His power also turns into a tragic arc where he can never see evil for what it is, always trusting others to be as honest as him. His brother constantly bamboozles him, and then sets him up for trouble. It’s a tale as old as time, like Thor and Loki.
Beauty and Majesty.
This is a beautiful film. It is heavily overlaid with CGI, but it rarely feels misplaced. My initial reaction to it was similar to Peter Jackson’s The Lord of the Rings: there is plenty of CGI, but also plenty of props and conventional effects. The whole weaves together. The early parts of the movie have some of the best computer effects I have seen in years.
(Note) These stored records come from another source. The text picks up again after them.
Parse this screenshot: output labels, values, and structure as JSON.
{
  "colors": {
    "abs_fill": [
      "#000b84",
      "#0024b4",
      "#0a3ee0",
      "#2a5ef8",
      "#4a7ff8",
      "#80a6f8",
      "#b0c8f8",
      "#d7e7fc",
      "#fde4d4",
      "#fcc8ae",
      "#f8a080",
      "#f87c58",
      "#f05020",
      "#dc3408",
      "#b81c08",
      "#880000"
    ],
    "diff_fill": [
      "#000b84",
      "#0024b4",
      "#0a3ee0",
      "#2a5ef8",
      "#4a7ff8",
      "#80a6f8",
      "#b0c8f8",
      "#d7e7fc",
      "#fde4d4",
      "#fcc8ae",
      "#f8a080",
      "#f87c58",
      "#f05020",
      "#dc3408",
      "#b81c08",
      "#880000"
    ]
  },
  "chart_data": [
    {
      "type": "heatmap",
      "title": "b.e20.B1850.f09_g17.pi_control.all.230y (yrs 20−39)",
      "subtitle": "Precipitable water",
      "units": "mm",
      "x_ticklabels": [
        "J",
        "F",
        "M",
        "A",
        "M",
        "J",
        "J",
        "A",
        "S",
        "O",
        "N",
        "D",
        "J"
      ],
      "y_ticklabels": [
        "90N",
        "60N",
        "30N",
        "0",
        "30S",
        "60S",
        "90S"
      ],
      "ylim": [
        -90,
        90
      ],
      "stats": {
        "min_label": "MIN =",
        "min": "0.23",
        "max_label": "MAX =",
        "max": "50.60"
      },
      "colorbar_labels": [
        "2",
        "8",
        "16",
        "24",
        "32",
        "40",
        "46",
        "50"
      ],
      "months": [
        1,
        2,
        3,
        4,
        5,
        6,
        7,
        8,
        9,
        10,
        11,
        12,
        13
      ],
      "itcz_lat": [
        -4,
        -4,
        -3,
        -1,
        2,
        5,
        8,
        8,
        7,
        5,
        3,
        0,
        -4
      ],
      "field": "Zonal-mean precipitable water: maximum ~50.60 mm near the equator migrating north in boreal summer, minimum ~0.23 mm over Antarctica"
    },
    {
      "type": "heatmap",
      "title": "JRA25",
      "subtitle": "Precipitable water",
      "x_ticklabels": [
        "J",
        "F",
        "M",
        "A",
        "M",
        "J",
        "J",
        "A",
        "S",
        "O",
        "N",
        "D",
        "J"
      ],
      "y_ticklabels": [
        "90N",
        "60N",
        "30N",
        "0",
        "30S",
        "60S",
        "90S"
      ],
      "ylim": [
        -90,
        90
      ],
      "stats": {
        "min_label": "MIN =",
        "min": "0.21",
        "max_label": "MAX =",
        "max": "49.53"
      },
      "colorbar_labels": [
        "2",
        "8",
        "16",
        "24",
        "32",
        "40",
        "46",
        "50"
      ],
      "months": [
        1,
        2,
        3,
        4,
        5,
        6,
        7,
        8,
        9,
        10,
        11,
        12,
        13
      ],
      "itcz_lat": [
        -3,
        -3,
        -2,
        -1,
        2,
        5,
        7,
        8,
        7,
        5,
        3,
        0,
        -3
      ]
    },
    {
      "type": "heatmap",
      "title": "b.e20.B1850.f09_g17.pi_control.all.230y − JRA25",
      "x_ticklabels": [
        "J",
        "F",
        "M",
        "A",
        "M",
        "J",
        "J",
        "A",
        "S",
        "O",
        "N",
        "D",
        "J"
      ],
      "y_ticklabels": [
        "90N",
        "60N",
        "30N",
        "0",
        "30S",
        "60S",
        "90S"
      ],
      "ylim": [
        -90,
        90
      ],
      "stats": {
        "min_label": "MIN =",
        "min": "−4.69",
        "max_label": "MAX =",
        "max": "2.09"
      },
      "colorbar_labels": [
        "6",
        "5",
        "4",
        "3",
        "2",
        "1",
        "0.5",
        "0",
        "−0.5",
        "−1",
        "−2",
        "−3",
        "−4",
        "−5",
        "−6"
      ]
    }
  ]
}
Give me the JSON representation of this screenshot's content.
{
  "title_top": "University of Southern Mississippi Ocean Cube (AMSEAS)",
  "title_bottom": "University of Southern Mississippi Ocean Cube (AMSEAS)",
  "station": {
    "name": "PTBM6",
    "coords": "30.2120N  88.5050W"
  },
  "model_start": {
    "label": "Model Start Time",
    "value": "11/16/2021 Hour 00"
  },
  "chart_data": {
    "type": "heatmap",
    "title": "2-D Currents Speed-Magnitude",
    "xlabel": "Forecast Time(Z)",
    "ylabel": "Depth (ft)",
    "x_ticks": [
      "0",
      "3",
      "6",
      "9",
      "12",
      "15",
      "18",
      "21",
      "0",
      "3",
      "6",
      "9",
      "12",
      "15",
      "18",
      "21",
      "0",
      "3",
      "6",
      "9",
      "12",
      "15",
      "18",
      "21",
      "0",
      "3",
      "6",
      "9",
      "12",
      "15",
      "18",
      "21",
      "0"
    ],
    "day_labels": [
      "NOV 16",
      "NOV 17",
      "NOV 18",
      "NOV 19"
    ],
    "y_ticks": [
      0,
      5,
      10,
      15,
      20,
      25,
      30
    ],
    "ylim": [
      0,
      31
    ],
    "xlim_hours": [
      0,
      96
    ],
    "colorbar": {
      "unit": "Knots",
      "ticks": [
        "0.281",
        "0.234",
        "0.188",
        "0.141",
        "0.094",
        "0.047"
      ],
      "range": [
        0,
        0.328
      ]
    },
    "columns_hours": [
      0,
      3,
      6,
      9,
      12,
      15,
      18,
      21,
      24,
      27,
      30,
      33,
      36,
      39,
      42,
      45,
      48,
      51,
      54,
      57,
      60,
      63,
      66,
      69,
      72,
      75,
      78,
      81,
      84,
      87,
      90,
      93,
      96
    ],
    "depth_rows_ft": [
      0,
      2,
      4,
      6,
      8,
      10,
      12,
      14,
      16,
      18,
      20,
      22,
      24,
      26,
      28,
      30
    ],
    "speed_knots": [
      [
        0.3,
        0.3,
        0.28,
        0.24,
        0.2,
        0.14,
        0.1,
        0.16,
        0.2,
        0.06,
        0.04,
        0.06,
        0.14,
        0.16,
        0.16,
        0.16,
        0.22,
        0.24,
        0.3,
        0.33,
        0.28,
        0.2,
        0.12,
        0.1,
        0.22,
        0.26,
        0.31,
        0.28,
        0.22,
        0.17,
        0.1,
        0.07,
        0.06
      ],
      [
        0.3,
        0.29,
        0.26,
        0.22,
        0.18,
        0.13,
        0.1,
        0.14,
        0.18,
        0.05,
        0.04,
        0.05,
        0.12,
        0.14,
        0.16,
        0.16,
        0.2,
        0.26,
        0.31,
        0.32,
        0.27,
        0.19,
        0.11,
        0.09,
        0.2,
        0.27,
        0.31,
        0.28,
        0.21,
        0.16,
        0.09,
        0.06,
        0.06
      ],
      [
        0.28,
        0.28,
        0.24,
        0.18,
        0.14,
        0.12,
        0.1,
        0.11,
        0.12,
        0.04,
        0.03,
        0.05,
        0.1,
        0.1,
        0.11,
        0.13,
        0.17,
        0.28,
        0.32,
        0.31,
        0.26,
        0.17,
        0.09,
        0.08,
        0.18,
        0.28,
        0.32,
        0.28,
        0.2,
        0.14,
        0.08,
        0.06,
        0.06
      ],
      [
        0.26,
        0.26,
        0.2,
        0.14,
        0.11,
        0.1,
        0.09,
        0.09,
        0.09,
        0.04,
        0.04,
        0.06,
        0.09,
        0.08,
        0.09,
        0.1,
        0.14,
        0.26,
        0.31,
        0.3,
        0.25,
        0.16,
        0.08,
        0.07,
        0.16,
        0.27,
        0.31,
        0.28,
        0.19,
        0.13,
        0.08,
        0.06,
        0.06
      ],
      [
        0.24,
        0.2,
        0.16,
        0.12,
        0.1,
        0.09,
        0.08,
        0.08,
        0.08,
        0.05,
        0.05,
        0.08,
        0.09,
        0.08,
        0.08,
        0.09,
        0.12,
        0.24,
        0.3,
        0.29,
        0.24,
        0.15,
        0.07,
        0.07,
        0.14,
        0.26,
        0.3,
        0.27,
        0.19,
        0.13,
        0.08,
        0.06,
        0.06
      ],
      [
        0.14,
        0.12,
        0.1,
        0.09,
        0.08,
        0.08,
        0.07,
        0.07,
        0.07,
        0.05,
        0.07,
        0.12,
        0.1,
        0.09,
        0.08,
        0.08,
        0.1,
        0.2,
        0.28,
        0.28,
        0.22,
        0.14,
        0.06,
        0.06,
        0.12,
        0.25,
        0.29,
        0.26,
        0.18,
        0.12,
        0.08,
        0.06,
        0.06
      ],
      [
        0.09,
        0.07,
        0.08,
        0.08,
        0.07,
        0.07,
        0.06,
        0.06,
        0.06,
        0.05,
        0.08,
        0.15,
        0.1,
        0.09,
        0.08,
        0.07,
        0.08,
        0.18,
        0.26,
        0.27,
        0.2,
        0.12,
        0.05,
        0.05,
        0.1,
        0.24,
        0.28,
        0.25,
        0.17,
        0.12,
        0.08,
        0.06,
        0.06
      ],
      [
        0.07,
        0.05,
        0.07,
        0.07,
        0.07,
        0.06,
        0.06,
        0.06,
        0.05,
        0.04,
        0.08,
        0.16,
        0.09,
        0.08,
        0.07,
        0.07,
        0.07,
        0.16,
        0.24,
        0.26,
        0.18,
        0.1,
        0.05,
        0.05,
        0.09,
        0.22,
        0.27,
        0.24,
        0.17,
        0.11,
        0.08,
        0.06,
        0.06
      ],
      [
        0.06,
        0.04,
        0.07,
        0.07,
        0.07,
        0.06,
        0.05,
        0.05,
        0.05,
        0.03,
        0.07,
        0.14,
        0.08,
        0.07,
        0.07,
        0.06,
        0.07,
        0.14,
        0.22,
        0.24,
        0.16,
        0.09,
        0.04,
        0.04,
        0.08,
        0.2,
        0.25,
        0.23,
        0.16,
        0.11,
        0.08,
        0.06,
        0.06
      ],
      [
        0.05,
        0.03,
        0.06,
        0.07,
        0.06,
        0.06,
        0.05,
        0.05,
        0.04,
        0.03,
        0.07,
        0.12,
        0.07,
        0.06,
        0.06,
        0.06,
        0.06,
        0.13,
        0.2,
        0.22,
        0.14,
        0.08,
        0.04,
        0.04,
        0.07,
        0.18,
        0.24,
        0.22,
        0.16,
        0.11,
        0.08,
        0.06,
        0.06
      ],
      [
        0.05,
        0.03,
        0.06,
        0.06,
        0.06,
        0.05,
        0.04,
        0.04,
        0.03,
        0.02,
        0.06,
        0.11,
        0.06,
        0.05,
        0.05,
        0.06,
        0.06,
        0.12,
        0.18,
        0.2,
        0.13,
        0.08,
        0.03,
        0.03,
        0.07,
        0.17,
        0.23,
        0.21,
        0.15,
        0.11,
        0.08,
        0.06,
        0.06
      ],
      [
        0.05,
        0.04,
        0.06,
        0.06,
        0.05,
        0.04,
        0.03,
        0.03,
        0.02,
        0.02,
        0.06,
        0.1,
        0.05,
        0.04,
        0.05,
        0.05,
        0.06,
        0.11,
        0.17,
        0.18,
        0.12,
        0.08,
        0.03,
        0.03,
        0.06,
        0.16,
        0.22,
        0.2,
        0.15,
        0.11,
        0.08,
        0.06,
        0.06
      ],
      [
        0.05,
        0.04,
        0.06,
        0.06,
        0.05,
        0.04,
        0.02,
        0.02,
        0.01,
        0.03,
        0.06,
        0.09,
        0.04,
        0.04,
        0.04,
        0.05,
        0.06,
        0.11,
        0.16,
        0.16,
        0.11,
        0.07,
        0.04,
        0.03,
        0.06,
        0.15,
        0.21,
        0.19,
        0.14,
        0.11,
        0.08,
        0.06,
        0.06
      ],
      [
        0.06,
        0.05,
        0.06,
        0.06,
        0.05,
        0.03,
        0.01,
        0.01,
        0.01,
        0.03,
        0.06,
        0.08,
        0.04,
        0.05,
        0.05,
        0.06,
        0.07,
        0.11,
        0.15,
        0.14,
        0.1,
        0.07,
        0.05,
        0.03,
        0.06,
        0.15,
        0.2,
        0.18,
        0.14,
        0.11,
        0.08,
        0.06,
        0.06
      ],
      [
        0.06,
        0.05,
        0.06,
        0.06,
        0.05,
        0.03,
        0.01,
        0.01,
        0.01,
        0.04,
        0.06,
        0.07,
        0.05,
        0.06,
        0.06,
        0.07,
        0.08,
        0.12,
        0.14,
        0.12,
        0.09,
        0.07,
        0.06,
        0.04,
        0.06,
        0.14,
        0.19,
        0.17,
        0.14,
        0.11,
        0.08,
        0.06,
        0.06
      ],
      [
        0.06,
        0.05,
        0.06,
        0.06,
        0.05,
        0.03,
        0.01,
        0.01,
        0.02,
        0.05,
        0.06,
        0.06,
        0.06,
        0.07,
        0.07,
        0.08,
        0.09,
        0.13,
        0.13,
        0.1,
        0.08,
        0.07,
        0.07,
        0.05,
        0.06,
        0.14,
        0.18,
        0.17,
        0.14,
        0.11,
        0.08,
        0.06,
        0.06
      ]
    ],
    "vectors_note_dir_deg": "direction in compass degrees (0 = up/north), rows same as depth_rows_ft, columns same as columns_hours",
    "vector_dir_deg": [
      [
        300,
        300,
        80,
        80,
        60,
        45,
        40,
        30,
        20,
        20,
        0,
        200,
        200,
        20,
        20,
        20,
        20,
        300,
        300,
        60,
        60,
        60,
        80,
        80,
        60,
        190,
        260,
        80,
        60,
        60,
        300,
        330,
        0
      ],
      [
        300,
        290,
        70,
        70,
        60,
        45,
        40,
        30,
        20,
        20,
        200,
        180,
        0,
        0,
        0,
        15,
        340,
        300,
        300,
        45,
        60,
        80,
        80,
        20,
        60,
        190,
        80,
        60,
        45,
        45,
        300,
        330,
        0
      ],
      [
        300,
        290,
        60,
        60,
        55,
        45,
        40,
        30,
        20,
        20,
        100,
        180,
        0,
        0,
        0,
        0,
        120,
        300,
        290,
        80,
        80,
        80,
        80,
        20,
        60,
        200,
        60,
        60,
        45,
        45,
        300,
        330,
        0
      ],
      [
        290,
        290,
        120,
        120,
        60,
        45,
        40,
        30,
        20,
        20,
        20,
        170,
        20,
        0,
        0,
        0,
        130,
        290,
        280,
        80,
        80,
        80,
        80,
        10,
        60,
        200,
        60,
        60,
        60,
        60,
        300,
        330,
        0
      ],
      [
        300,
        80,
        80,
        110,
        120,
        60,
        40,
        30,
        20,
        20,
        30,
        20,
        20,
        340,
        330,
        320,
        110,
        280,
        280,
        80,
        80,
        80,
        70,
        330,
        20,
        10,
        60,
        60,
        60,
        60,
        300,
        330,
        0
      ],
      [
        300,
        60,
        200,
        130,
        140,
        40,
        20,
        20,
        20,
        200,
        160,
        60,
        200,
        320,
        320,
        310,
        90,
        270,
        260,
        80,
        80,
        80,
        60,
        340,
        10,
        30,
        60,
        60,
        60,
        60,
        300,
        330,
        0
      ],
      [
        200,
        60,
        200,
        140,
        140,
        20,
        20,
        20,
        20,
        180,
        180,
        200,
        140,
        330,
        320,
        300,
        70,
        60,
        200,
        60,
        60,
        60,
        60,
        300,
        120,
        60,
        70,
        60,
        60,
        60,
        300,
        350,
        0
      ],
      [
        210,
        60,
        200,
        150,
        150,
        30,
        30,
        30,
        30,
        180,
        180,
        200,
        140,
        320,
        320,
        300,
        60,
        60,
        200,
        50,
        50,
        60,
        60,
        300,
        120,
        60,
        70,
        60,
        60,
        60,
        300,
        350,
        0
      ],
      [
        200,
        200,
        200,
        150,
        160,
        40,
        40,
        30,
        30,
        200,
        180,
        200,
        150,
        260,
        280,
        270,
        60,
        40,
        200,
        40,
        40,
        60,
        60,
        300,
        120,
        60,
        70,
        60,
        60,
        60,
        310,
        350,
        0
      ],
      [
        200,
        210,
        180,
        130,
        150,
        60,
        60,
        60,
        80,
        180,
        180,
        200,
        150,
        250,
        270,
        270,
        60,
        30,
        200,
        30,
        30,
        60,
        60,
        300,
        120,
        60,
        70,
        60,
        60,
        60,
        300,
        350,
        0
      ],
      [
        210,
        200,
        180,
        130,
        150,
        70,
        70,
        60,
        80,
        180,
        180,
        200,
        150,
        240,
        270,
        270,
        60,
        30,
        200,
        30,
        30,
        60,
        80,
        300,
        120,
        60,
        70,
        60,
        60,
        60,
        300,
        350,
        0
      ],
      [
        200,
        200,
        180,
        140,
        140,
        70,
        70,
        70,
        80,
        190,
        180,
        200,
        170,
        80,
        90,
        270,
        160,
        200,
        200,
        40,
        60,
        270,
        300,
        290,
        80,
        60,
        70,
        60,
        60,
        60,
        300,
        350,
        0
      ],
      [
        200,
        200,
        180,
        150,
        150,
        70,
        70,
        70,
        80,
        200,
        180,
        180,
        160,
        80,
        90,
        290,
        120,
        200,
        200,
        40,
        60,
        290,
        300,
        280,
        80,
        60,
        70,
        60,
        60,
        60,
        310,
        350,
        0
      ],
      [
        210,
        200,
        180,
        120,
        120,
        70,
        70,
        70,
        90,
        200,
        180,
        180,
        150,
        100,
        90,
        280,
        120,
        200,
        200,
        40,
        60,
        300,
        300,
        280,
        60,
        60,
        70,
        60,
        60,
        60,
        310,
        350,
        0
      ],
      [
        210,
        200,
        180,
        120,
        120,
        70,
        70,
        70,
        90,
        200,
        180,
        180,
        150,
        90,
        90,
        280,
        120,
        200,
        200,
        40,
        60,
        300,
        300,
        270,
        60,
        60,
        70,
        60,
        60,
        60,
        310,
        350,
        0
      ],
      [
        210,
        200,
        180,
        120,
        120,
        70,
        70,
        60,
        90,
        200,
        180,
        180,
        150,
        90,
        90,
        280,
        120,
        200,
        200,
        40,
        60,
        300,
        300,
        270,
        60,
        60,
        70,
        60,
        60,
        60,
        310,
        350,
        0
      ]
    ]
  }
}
In particular, Baahubali and Devasena board a CGI swan boat and use their respective power to launch it into the heavens, all while singing a love ballad. It is beautiful and powerful, and looks amazing.
Even in places where I noticed the computer work, I didn’t really mind it. The final arc is mostly fight scenes a la 300, where time slows down and a majestic shot of violence is crafted. If anything, this film does Zack Snyder one better, and makes each scripted sequence feel even more grand. Occasionally you spot a weird shot that looks fake, but it is either quickly hidden or absolved by being part of a much bigger sequence.
I can’t fault Baahubali 2 on nearly any technical aspects. The cinematography is gorgeous; if Peter Jackson won an Oscar for his work, Baahubali 2 should be in the running. The music and sound effects are marvelous; I want this soundtrack. The pacing is mostly solid, with the first two hours slipping by effortlessly, with the switch to Shivu’s story being a touch less effective.
The acting in this film is either wonderful or wonderfully overdone. Prahbas, who plays both Baahubali Jr. and Sr. is a hunk, who smiles like a TV commercial while mugging for the camera and performing some crazy action sequences. Ramya Krishna plays the Queen, and she is stately and amazing. Anushka Shetty is a blessing as the heroine Devasena, a fully fleshed hero in her own right. Even the villain, Rana Daggubati (great villain name) is great.
My one gripe about the film is the pacing, and it doesn’t just apply just to this movie. As a whole, Baahubali 2 is well paced…it just suffers from the whole two-part structure of the franchise. I applaud a director for not milking his material and going for the easy trilogy, but this franchise deserved it. The run times of both movies is about 3 hours, so you easily have 3 movies here.
The pacing problem is that each transition from son to father really robs the narrative of momentum. I would have loved to see this split up more organically. In the firs movie, I can tell you definitively where I would have cut scenes. Here, I don’t know. I just wish we had a more linear flow where we get to enjoy each protagonist for his own arc, with a middle movie setting up more story as a transition. Maybe Shivu would have become more compelling, because right now he really drags down the amazing story of his father.
Long Live Baahubali!!!
I loved this movie. Loved it. I liked the first movie, but thought it had many problematic aspects (as Nate amply covered.) I expected to like but not love this movie…but I LOVED it. I can’t say I’ve had as much fun or went on such an emotional roller coaster ride in years as I have with Baahubali 2, despite also having been amazing by Dangal. I was moved to tears by the soundtrack, the story, and the action sequences. It was that kind of movie.
Movies from India are not everyone’s cup of tea, but I would urge anyone to see this one. You don’t even need to see the first one. This movie has action, romance, great characters, and beautiful visuals. It has endless layers of historical and mythological complexity for analysis. The choreography for both dances and fights are impeccable. While it doesn’t finish as strong as it began, this movie is fantastic for so many reasons. Long live Baahubali.